Success, explains Stuart Parnes, executive director of Connecticut Humanities, can become a trap. This organization was consistently regarded as one of the best of its kind nationally during the thirty-year tenure of his predecessor, Bruce Fraser.
When Fraser died in 2010, however, the board of directors recognized that an opportunity for change had arrived and that what had worked so well for three decades needed adjustment for success in the future. New directions, in short, but these needed to be pursued sensitively so as not to compromise existing strengths or alienate staff. And so it recruited Parnes, who, before taking on the presidency of the Chesapeake Bay Maritime Museum, had served for more than thirty years managing museums in Connecticut. In that capacity, he had come to know Connecticut’s humanities council first from the outside as an applicant for grants, and then as a member and, ultimately, chairman of the board. He knew how the council had worked; now he needed to discover how it would work.
One of the first things he and the board did in beginning their strategic planning was to take “a hard look at who our audiences were,” and what they found was that they tended to be older, well-educated, and “largely white.” This threatened the council’s relevance in an increasingly diverse state, one that includes some of the nation’s wealthiest suburbs, but also a huge population at the lower end of the economic scale in its cities. The council needed to become important to a broader and younger constituency, especially in an era when state budgets are shrinking. The state of Connecticut has been generous with its humanities council in the past, but a continuation of this level of support could not be taken for granted—“not for a minute,” says Parnes.

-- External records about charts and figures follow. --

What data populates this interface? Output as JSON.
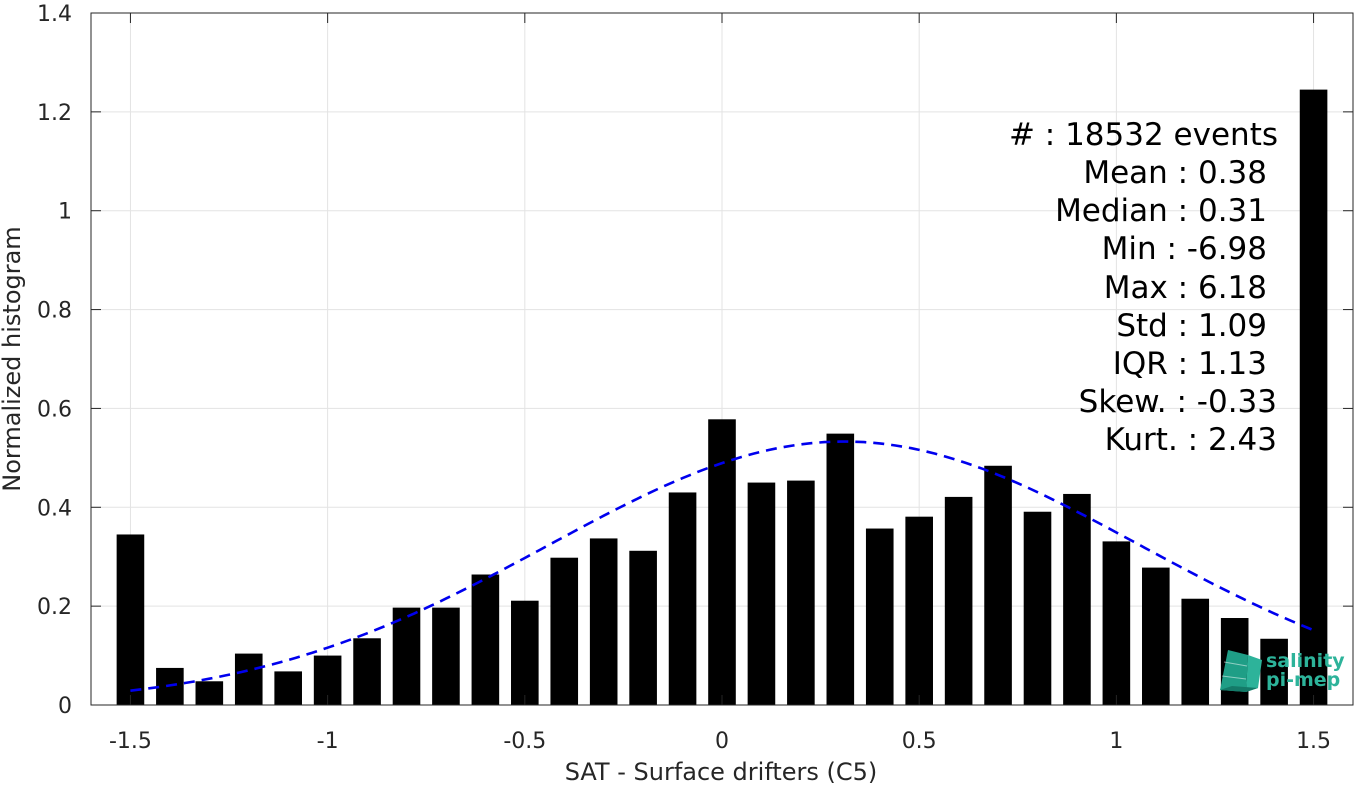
{
  "chart_data": {
    "type": "bar",
    "xlabel": "SAT - Surface drifters (C5)",
    "ylabel": "Normalized histogram",
    "xlim": [
      -1.6,
      1.6
    ],
    "ylim": [
      0,
      1.4
    ],
    "x_ticks": [
      -1.5,
      -1,
      -0.5,
      0,
      0.5,
      1,
      1.5
    ],
    "x_tick_labels": [
      "-1.5",
      "-1",
      "-0.5",
      "0",
      "0.5",
      "1",
      "1.5"
    ],
    "y_ticks": [
      0,
      0.2,
      0.4,
      0.6,
      0.8,
      1,
      1.2,
      1.4
    ],
    "y_tick_labels": [
      "0",
      "0.2",
      "0.4",
      "0.6",
      "0.8",
      "1",
      "1.2",
      "1.4"
    ],
    "grid": true,
    "bar_width": 0.07,
    "bar_color": "#000000",
    "bins": [
      {
        "x": -1.5,
        "y": 0.345
      },
      {
        "x": -1.4,
        "y": 0.075
      },
      {
        "x": -1.3,
        "y": 0.048
      },
      {
        "x": -1.2,
        "y": 0.104
      },
      {
        "x": -1.1,
        "y": 0.068
      },
      {
        "x": -1.0,
        "y": 0.1
      },
      {
        "x": -0.9,
        "y": 0.135
      },
      {
        "x": -0.8,
        "y": 0.197
      },
      {
        "x": -0.7,
        "y": 0.197
      },
      {
        "x": -0.6,
        "y": 0.264
      },
      {
        "x": -0.5,
        "y": 0.211
      },
      {
        "x": -0.4,
        "y": 0.298
      },
      {
        "x": -0.3,
        "y": 0.337
      },
      {
        "x": -0.2,
        "y": 0.312
      },
      {
        "x": -0.1,
        "y": 0.43
      },
      {
        "x": 0.0,
        "y": 0.578
      },
      {
        "x": 0.1,
        "y": 0.45
      },
      {
        "x": 0.2,
        "y": 0.454
      },
      {
        "x": 0.3,
        "y": 0.549
      },
      {
        "x": 0.4,
        "y": 0.357
      },
      {
        "x": 0.5,
        "y": 0.381
      },
      {
        "x": 0.6,
        "y": 0.421
      },
      {
        "x": 0.7,
        "y": 0.484
      },
      {
        "x": 0.8,
        "y": 0.391
      },
      {
        "x": 0.9,
        "y": 0.427
      },
      {
        "x": 1.0,
        "y": 0.331
      },
      {
        "x": 1.1,
        "y": 0.278
      },
      {
        "x": 1.2,
        "y": 0.215
      },
      {
        "x": 1.3,
        "y": 0.176
      },
      {
        "x": 1.4,
        "y": 0.134
      },
      {
        "x": 1.5,
        "y": 1.245
      }
    ],
    "fit_curve": {
      "type": "gaussian",
      "style": "dashed",
      "color": "#0000ee",
      "mean": 0.31,
      "std": 0.75,
      "x_range": [
        -1.5,
        1.5
      ]
    },
    "stats": [
      "#  : 18532 events",
      "Mean : 0.38",
      "Median : 0.31",
      "Min : -6.98",
      "Max : 6.18",
      "Std : 1.09",
      "IQR : 1.13",
      "Skew. : -0.33",
      "Kurt. : 2.43"
    ]
  },
  "logo": {
    "line1": "salinity",
    "line2": "pi-mep",
    "icon": "cube-logo-icon",
    "color": "#2db39a"
  }
}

His response has been to make the money go further than ever, and into programming not traditionally supported by state humanities councils. Promoting interest in Connecticut’s history had always been one of the organization’s fortés; now Parnes is seeking to use that as a tool to spark new kinds of discussions. With the issue of job creation so much in the forefront locally, the council decided to book a traveling exhibition produced by the Smithsonian Institution, “The Way We Worked,” a chronicle of changes in the American workplace depicted in photographs from the National Archives, spanning 1857–1987. The council will be sending this into seven different communities around Connecticut in 2013–2014. In the meantime, it has contacted a diverse collection of groups within each of those communities, not just its usual partners such as museums and libraries, but also organizations ranging from local theater groups to chambers of commerce and community colleges, soliciting ideas about programs they could offer that would build on the Smithsonian show.

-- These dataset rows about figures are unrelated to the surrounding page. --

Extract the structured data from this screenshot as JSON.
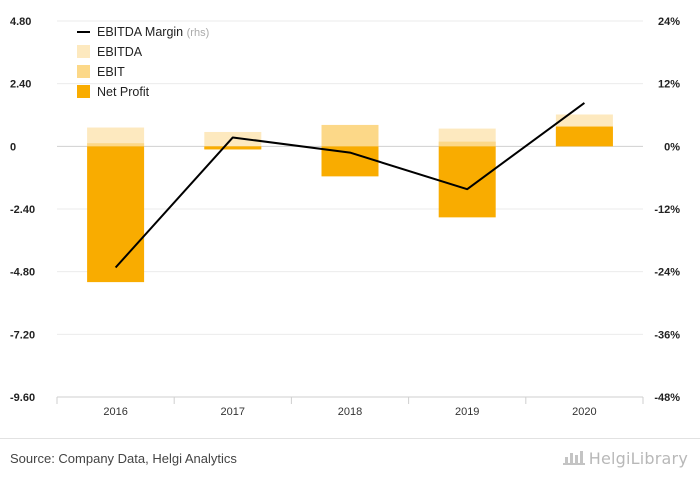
{
  "chart_data": {
    "type": "bar",
    "categories": [
      "2016",
      "2017",
      "2018",
      "2019",
      "2020"
    ],
    "left_axis": {
      "ylim": [
        -9.6,
        4.8
      ],
      "ticks": [
        4.8,
        2.4,
        0,
        -2.4,
        -4.8,
        -7.2,
        -9.6
      ],
      "tick_labels": [
        "4.80",
        "2.40",
        "0",
        "-2.40",
        "-4.80",
        "-7.20",
        "-9.60"
      ]
    },
    "right_axis": {
      "ylim": [
        -48,
        24
      ],
      "ticks": [
        24,
        12,
        0,
        -12,
        -24,
        -36,
        -48
      ],
      "tick_labels": [
        "24%",
        "12%",
        "0%",
        "-12%",
        "-24%",
        "-36%",
        "-48%"
      ]
    },
    "series": [
      {
        "name": "EBITDA",
        "kind": "bar",
        "axis": "left",
        "color": "#fde9bf",
        "values": [
          0.72,
          0.55,
          0.62,
          0.68,
          1.22
        ]
      },
      {
        "name": "EBIT",
        "kind": "bar",
        "axis": "left",
        "color": "#fcd888",
        "values": [
          0.12,
          -0.1,
          0.82,
          0.18,
          0.78
        ]
      },
      {
        "name": "Net Profit",
        "kind": "bar",
        "axis": "left",
        "color": "#f9ac00",
        "values": [
          -5.2,
          -0.12,
          -1.15,
          -2.72,
          0.75
        ]
      },
      {
        "name": "EBITDA Margin",
        "suffix": "(rhs)",
        "kind": "line",
        "axis": "right",
        "color": "#000000",
        "values": [
          -23.2,
          1.7,
          -1.2,
          -8.2,
          8.3
        ]
      }
    ],
    "grid": true,
    "legend_position": "top-left"
  },
  "footer": {
    "source": "Source: Company Data, Helgi Analytics",
    "brand": "HelgiLibrary"
  }
}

This is in stark contrast to the council’s old, more passive way of operating, which was to wait for groups to propose individual themes they might explore by themselves. Parnes hopes to get the fishing fleet of coastal Connecticut in communication with the farmers of the interior, who are feeding the local foods movement, the immigrant communities in New Haven talking with the policy makers in the state capital. To those who might question the connection of this with the humanities, Parnes replies, “If humanities at their broadest are about who we are and how we relate to each other, and how we got to where we are, nothing has impacted our world as much as what we call ‘work’.” When local communities are cutting budgets and often have no funds to share with local history and literacy groups, state grants from his council become essential. Humanities are not just a pastime for the well-to-do. In a time of social stress and change, “the stories that we tell, the organizations that we support are that glue that holds our communities together." Parnes is taking nothing for granted—not for a minute.